President Obama’s pivot to Asia was meant to serve a number of objectives. Some of these were articulated by the president during his many visits to Asia. Some were developed as the circumstances in which Washington was shaping and reshaping its world view changed in unexpected ways. President Obama’s view of the world was a composite of how he and his policy associates saw the world; in particular, the way they viewed the three regions that were considered to be important for the United States: Europe, the Middle East and Asia. Obama believed that with the collapse of the Soviet Union in 1991, the United States’ task in Europe was done.

In what came to be described as the “Obama Doctrine,” the American president was inclined to let the world go its own way. The president, for instance, was reluctant to get involved in the Middle East’s many problems. His hands-off approach went to the extent of not acting when Syria’s President Basharal Assad used chemical weapons on his people. By doing so, the Syrian leader crossed what Obama had described as a “red line.” The region must confront a number of issues: whether the nations in Middle East should force the political elite to give up authoritarian rule in favour of liberal democracy, whether the arbitrary boundaries drawn by the British and the French in 1916 after the defeat of the Ottomans should be aggressively defended, and whether the resurgent and extremist Islam could be defeated by a combination of force and social and political development. These are some of the questions to which the countries themselves will have to find the right answers. The United States would get engaged in any of these efforts if its strategic interests were under threat.

But the assumptions on which the doctrine was based were challenged by a number of developments that were largely unexpected. During his third term in office as Russia’s president, Vladimir Putin sought to restore some of the past glory of the czarist empire. He used military force to reoccupy the Crimean Peninsula and fomented rebellion in the eastern part of Ukraine. Then, there was the sudden rise of the Islamic State in Iraq and Syria, which acquired large swathes of territory in the two countries as the military, trained and armed by the United States at great expense, melted away. Finally, the pressure on Europe exerted by more than a million refugees who left their homes in search of security brought about unexpected political change. Some European nations drifted to the right to counter the situation created by the arrival of a vast number of Muslims from the Middle East, Central Asia and North Africa. For Washington, these developments meant that it could not disengage itself from Europe and the Middle East as quickly as it had once hoped. It was only by reducing its presence in these two regions that Washington could focus – or on Obama’s pivot – on Asia.
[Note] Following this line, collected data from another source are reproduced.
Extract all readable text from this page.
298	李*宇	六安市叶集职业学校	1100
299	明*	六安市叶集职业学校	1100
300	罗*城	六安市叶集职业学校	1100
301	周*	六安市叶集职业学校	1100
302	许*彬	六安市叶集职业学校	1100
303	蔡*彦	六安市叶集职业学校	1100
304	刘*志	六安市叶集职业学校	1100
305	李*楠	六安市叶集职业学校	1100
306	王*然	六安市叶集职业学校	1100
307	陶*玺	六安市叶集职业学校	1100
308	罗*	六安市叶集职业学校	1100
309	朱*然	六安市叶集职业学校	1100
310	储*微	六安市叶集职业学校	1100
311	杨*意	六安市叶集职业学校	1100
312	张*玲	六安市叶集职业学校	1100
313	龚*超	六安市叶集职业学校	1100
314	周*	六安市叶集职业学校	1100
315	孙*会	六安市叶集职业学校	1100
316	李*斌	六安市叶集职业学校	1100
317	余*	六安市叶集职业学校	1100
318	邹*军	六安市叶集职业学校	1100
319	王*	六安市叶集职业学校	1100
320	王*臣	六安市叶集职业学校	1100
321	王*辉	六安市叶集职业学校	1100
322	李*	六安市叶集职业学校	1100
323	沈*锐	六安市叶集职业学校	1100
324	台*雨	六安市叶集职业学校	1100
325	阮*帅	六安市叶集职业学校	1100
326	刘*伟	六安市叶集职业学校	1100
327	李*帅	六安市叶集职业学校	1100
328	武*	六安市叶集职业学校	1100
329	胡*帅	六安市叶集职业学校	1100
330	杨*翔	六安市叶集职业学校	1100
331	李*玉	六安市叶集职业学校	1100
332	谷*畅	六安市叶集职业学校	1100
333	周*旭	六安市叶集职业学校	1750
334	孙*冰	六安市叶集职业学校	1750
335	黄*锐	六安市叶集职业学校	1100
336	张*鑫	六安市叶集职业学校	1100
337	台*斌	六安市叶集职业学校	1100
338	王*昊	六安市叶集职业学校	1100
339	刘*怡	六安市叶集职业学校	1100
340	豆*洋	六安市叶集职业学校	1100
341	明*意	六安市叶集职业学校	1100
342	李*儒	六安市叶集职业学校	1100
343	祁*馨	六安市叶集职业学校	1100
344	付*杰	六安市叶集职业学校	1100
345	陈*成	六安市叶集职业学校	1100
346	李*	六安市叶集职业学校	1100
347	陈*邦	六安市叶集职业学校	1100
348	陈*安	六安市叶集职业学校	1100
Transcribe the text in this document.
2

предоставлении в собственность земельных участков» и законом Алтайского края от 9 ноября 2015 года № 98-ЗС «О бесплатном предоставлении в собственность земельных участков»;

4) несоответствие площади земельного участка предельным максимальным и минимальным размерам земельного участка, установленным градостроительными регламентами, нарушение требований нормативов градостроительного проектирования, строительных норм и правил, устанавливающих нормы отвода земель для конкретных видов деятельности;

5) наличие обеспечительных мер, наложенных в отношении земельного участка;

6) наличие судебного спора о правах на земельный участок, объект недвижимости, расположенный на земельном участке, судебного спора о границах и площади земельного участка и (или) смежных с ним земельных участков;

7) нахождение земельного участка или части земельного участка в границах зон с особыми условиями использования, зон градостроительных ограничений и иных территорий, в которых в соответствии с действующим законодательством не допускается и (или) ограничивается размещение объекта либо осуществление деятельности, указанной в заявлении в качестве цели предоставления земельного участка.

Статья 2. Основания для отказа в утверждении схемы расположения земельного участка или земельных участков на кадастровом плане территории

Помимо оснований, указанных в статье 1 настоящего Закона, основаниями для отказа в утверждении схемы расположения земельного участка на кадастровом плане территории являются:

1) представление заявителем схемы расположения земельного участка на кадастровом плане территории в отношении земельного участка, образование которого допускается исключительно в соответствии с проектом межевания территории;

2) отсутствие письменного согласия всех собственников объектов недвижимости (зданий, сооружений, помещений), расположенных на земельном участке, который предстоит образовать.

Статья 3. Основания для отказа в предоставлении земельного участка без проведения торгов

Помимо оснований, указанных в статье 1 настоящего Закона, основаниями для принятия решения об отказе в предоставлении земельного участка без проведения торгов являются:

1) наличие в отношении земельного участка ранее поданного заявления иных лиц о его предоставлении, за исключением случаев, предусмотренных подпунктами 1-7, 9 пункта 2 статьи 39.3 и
In defining the scope and content of its Asia pivot, Obama had originally focused on the economic opportunities that existed in the continent that would benefit his country. Until the time he arrived in the White House, China was the most important economic partner of the United States. Trade between the two countries had increased at a spectacular rate while the Chinese placed a significant part of their accumulated foreign reserves in the United States’ treasuries.  At one point, these resources were estimated to be more than four trillion dollars. This mutual dependence made the burgeoning China-US conflict different from the one Washington waged with the Soviet Union during the Cold War. However, as was the case then, the United States was not willing to share the world stage with a rising economic and military power. Washington developed an approach to Beijing that was not described as “China’s containment,” but that was the way the Asia policy was shaping up as President Obama neared the end of his two terms in office.

Pakistan does not occupy a space of any significance in this view of the world or of Asia. As revealed in a long article by Jeffrey Goldberg written for the magazine The Atlantic, Obama was dismissive of Pakistan, showing little respect for the country that was once a close ally of the United States. It was this attitude that prompted the American president to allow his drones to fly deep into the Pakistani territory and kill Mullah Mansour.

Published in The Express Tribune, May 30th, 2016.